One of the areas of confusion within industry, including the IT Industry itself, concerns the difference between ‘user requirements specifications’, ‘functional specifications’, ‘functional requirements’, etc., when developing computer systems. The confusion commonly stems from both a lack of standardisation of terms and a failure to give terms a scientific meaning.
This is an important topic, because our ability to implement IT systems that do what we need them to, and provide us with the business value we expect, hinges on a good grasp of Requirements Engineering. Please note that in this article we are not discussing the problem of knowing if we have ‘built the system right’ (another important topic, traditionally known as ‘Verification’), but the problem of ‘building the right system‘ (the original meaning of ‘Validation’ in the historical software development concept of ‘V&V’ or ‘Validation and Verification'; albeit a narrower meaning than we tend to attach to the concept of ‘Computer Systems Validation‘ in GxP environments these days).
Why do we invest in an IT system?

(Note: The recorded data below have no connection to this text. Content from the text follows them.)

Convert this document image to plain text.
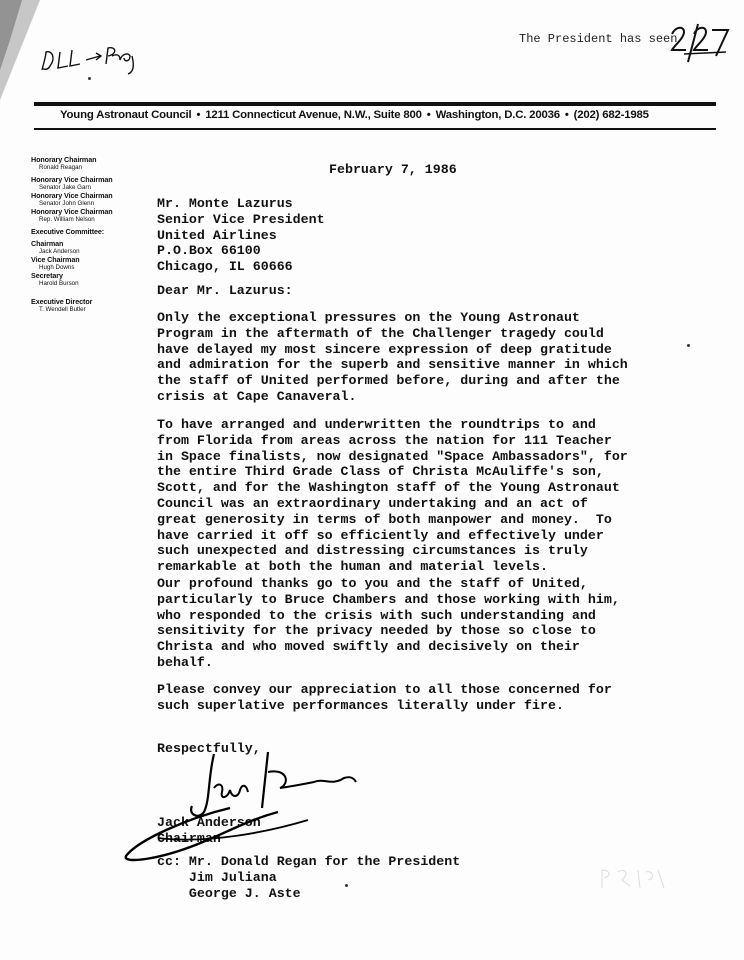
The President has seen
Young Astronaut Council • 1211 Connecticut Avenue, N.W., Suite 800 • Washington, D.C. 20036 • (202) 682-1985
Honorary Chairman
Ronald Reagan
Honorary Vice Chairman
Senator Jake Garn
Honorary Vice Chairman
Senator John Glenn
Honorary Vice Chairman
Rep. William Nelson
Executive Committee:
Chairman
Jack Anderson
Vice Chairman
Hugh Downs
Secretary
Harold Burson
Executive Director
T. Wendell Butler
February 7, 1986
Mr. Monte Lazurus
Senior Vice President
United Airlines
P.O.Box 66100
Chicago, IL 60666
Dear Mr. Lazurus:
Only the exceptional pressures on the Young Astronaut
Program in the aftermath of the Challenger tragedy could
have delayed my most sincere expression of deep gratitude
and admiration for the superb and sensitive manner in which
the staff of United performed before, during and after the
crisis at Cape Canaveral.
To have arranged and underwritten the roundtrips to and
from Florida from areas across the nation for 111 Teacher
in Space finalists, now designated "Space Ambassadors", for
the entire Third Grade Class of Christa McAuliffe's son,
Scott, and for the Washington staff of the Young Astronaut
Council was an extraordinary undertaking and an act of
great generosity in terms of both manpower and money.  To
have carried it off so efficiently and effectively under
such unexpected and distressing circumstances is truly
remarkable at both the human and material levels.
Our profound thanks go to you and the staff of United,
particularly to Bruce Chambers and those working with him,
who responded to the crisis with such understanding and
sensitivity for the privacy needed by those so close to
Christa and who moved swiftly and decisively on their
behalf.
Please convey our appreciation to all those concerned for
such superlative performances literally under fire.
Respectfully,
Jack Anderson
Chairman
cc: Mr. Donald Regan for the President
Jim Juliana
George J. Aste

Presumably it is to bring about useful effects in the World that we could not achieve, or could not cost-effectively achieve, without the system. Most of these effects, however, will be ones that the system cannot bring about directly. This idea is illustrated in the diagram by the small yellow star that represents an observable effect in the World. At Virtual PV we simply call an effect we want a ‘Requirement‘ (following Jackson).

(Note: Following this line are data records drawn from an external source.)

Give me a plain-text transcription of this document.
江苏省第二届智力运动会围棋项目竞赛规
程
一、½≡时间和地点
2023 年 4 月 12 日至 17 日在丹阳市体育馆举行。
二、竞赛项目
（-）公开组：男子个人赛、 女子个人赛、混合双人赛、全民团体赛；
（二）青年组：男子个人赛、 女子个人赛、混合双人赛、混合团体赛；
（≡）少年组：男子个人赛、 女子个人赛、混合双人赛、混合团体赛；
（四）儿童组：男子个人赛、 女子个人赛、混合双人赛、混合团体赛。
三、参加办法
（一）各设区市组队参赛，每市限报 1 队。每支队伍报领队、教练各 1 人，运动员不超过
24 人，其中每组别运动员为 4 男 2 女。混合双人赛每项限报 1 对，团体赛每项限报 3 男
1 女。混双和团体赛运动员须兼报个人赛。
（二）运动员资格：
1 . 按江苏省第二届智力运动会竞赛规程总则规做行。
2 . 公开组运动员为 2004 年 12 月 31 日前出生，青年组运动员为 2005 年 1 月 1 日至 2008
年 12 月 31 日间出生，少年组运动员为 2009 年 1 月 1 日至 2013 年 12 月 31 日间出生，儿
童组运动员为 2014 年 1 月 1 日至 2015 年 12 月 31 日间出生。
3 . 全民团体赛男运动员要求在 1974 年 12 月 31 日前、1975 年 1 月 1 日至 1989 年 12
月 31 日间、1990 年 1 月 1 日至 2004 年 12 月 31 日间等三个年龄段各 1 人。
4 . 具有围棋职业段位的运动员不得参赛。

Requirements are related to the problem to be solved, and it should be obvious that a poor understanding of Requirements means a poor understanding of the problem and a high likelihood that the eventual System will therefore fail to deliver the benefits anticipated.
In order to bring about the effects we want, we require our System to have a set of appropriate characteristics and behaviours where it interacts with the World (i.e., at its system boundary, or interface). We need to specify these phenomena appropriately so that Requirements can be met. At Virtual PV we simply call a phenomenon we want from the System a ‘Specification‘ (again following Jackson).

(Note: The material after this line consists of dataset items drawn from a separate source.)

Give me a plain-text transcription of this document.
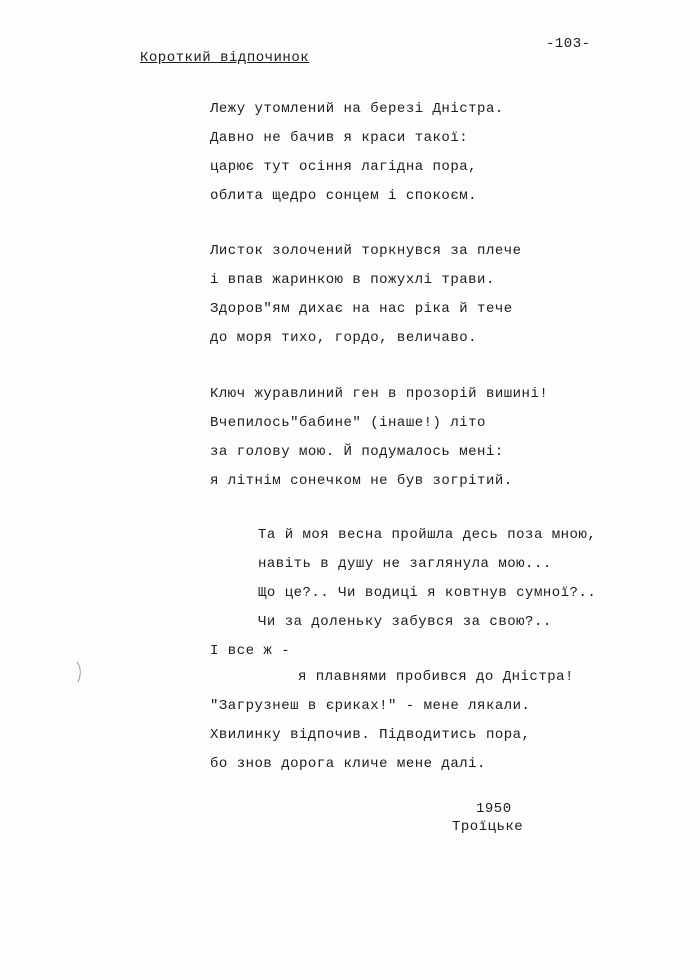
Короткий відпочинок
-103-
Лежу утомлений на березі Дністра.
Давно не бачив я краси такої:
царює тут осіння лагідна пора,
облита щедро сонцем і спокоєм.
Листок золочений торкнувся за плече
і впав жаринкою в пожухлі трави.
Здоров"ям дихає на нас ріка й тече
до моря тихо, гордо, величаво.
Ключ журавлиний ген в прозорій вишині!
Вчепилось"бабине" (інаше!) літо
за голову мою. Й подумалось мені:
я літнім сонечком не був зогрітий.
Та й моя весна пройшла десь поза мною,
навіть в душу не заглянула мою...
Що це?.. Чи водиці я ковтнув сумної?..
Чи за доленьку забувся за свою?..
І все ж -
я плавнями пробився до Дністра!
"Загрузнеш в єриках!" - мене лякали.
Хвилинку відпочив. Підводитись пора,
бо знов дорога кличе мене далі.
1950
Троїцьке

Now, where a Requirement concerns phenomena in the World outside the System’s interface (as most Requirements will), whether or not we can satisfy that Requirement does not (and cannot) depend directly on the System and its characteristics and behaviours. In fact, it also depends upon relevant characteristics of the World outside the system; or, if you like, whether our assumptions about the World are correct. At Virtual PV we call these assumptions ‘Domain Knowledge‘ (again following Jackson).
Hopefully you are beginning to appreciate the key conceptual difference between Requirements and Specifications, and the importance of getting such descriptions ‘right’, as well as of having a good understanding of the environment (World) in which the System will operate. It is good practice to write a ‘Satisfaction Argument‘ for each Requirement to explain why it will be met; such an argument will show how implementing one or more of the System’s Specifications will bring about the desired effect (Requirement), given certain assumptions (Domain Knowledge) about the World. Such Satisfaction Arguments provide a far more reliable and meaningful way to demonstrate requirements fulfilment and traceability than traditional methods (such as the ‘traceability matrix’).
For completeness, we should note that there are occasions when a Requirement can be met directly by the System (although this is usually accidental), and in such cases a Requirement is simultaneously a Specification and vice versa (ie Requirements and Specifications are not necessarily distinct; the System interface exists in the World, after all!)
What about development documentation and its naming? Well at Virtual PV we would normally produce (where we were not using a Requirements Management System in place of documents) one combined document typically called ‘Requirements and Specifications for System X'; this is because Requirements and Specifications are closely related and Requirements Engineering tends to be an iterative process. However, in traditional language you might choose to produce a ‘user requirements document’ as a place to list and describe what in this article we have termed Requirements and Domain Knowledge; and a ‘functional and non-functional specifications document’ (or simply ‘system specifications document’) as a place to list and describe what we have termed Specifications.
In the West we have a tendency to focus on the solution too early and spend too little time understanding the problem to be solved. This tends to manifest as an excessive or too early focus on Specifications (the functional aspects of the system) at the expense of Requirements, including to the extent that user requirements documents may in (poor) practice contain a preponderance of Specifications rather than Requirements, and a dearth of documented knowledge and assumptions about the World in which the System will operate (which would otherwise be made explicit and possible to verify).
In this article we have aimed to bring greater clarity to an area of common confusion and risk in system development. We hope we have also shown why the early phases of system development need to emphasise understanding the problem more than the solution.